After just 10 days in wide release, the rap music biopic “Straight Outta Compton” has rung up more than $111 million at the box office.
At the helm of the feature about pioneering rap group N.W.A. is revered director F. Gary Gray, whose previous films have included urban comedies including “Friday” and action dramas including “The Negotiator,” “A Man Apart” and “The Italian Job.”
Reconnecting with his old friend and former N.W.A. founding member Ice Cube, Gray set out to tell the story of the rise of the group from this impoverished south L.A. community that rose to fame in the late 1980s with their controversial debut album, which gives the film its title. It’s explicit and anti-authority lyrics connected with a generation of disenfranchised young urbanites, and changed the music scene with a musical art form that is still relevant today.
“Straight Outta Compton,” the movie, tells the story of the rise of Ice Cube, Dr. Dre, Eazy-E, DJ Yella and MC Ren, whose music connected with fans and inspired other rap artists. (A sequel is reportedly in the works.) It also tells the personal stories of each of the men and how their fame and notoriety affected their relationships with each other and how their manipulative manager Jerry Heller drove a wedge between them.
Beginning in 1987, the drama focuses on the lives of Ice Cube (portrayed by his real life son O’Shea Jackson, Jr.) and MC Ren (portrayed by Aldis Hodge), two young emcees from the neighborhood who join forces with Eazy-E (Jason Mitchell), a charismatic drug dealer, and local club deejays Dr.
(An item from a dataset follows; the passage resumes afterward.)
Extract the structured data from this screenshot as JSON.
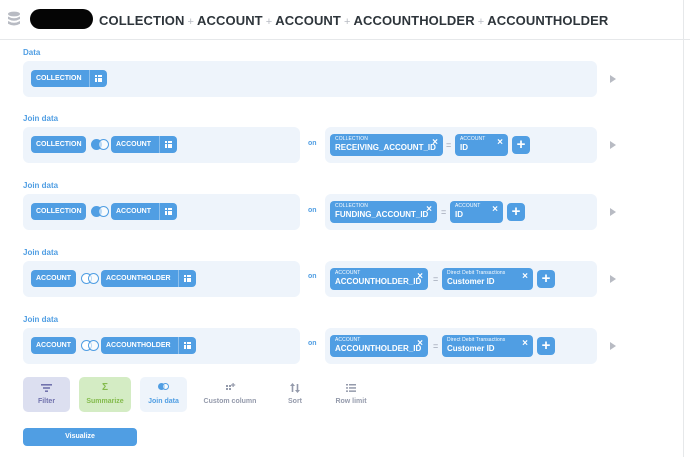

Dre (Corey Hawkins) and DJ Yella (Neil Brown, Jr.), to form N.W.A.
Gray recently spoke about his directing the film, casting the right actors and working again with this friend Ice Cube.
Q: How and when did you get involved in this project?
Gray: I’ve been involved with the project for four years. I got the script from Ice Cube and one of the other producers. At first I was a little nervous because there was so much story to cover. It was 10 years and five guys.
Q: How did you prepare these young actors for their roles?
Gray: I had these guys going to the gym. Some had to lose weight; some had to gain weight. They had to go to DJ school. These guys recorded “Straight Outta Compton.” I had them record the entire album. It was over a two-month period where they worked around the clock with wardrobe and their trainers. They worked with (rapper) WC, who is William Calhoun, which is where I got my start. He worked with them to perform onstage and have them walk, talk and absorb the L.A. culture, the West Coast hip hop culture. They did it in such a short amount of time. It was a great feat what these guys did. They delivered such a natural performance. They didn’t pretend or mimic (N.W.A.); they delivered a world-class performance.
Q: It would seem that O’Shea Jackson had the advantage of being able to study his father for more than 20 years to prepare to play him?
Gray: It only helps if you know you’re going to play this role, but (O’Shea) didn’t know he was going to play this role. (He had to audition.)
Q: Your film is set during a turbulent time in L.A.’s history. How have race relations with the police evolved there since 1989?
Gray: I grew up in roughly the same area (as the N.W.A. members). I thought it was important to show why a 16-year-old would write these lyrics. I’m optimistic because of the headlines about excessive force and law enforcement. You can’t watch these videos without realizing that change is coming. It’s not about protests now; it’s about solutions.
Q: How did Dr. Dre view Corey Hawkins’ depiction of him, particularly during an emotionally difficult scene like when he gets the news that his brother has died?
Gray: Corey’s performance took him back. This big guy who you don’t associate with vulnerability was overcome because of Corey’s performance. He couldn’t stay (and watch that scene being filmed).
Q: When you were auditioning actors for this, how did you come up with the combination of Corey Hawkins, O’Shea Jackson and Jason Mitchell?
Gray: (laughing) They cheated, because they purposely didn’t do as well with the other actors. I knew what was going on. They sunk right into this process and it worked out well.
Q: How did you come to cast Paul Giamatti as their manager Jerry Heller?
Gray: I worked with Paul on “The Negotiator.” He was my first choice, my absolute first choice for Jerry. When the casting conversation came up he was my first choice. Jerry wrote a book called “Ruthless.” We just did our homework. A lot about his relationship with Eazy-E and Ruthless Records was in there. Paul did his homework. I was just happy that I was able to get my first choice. It doesn’t always happen that way in films.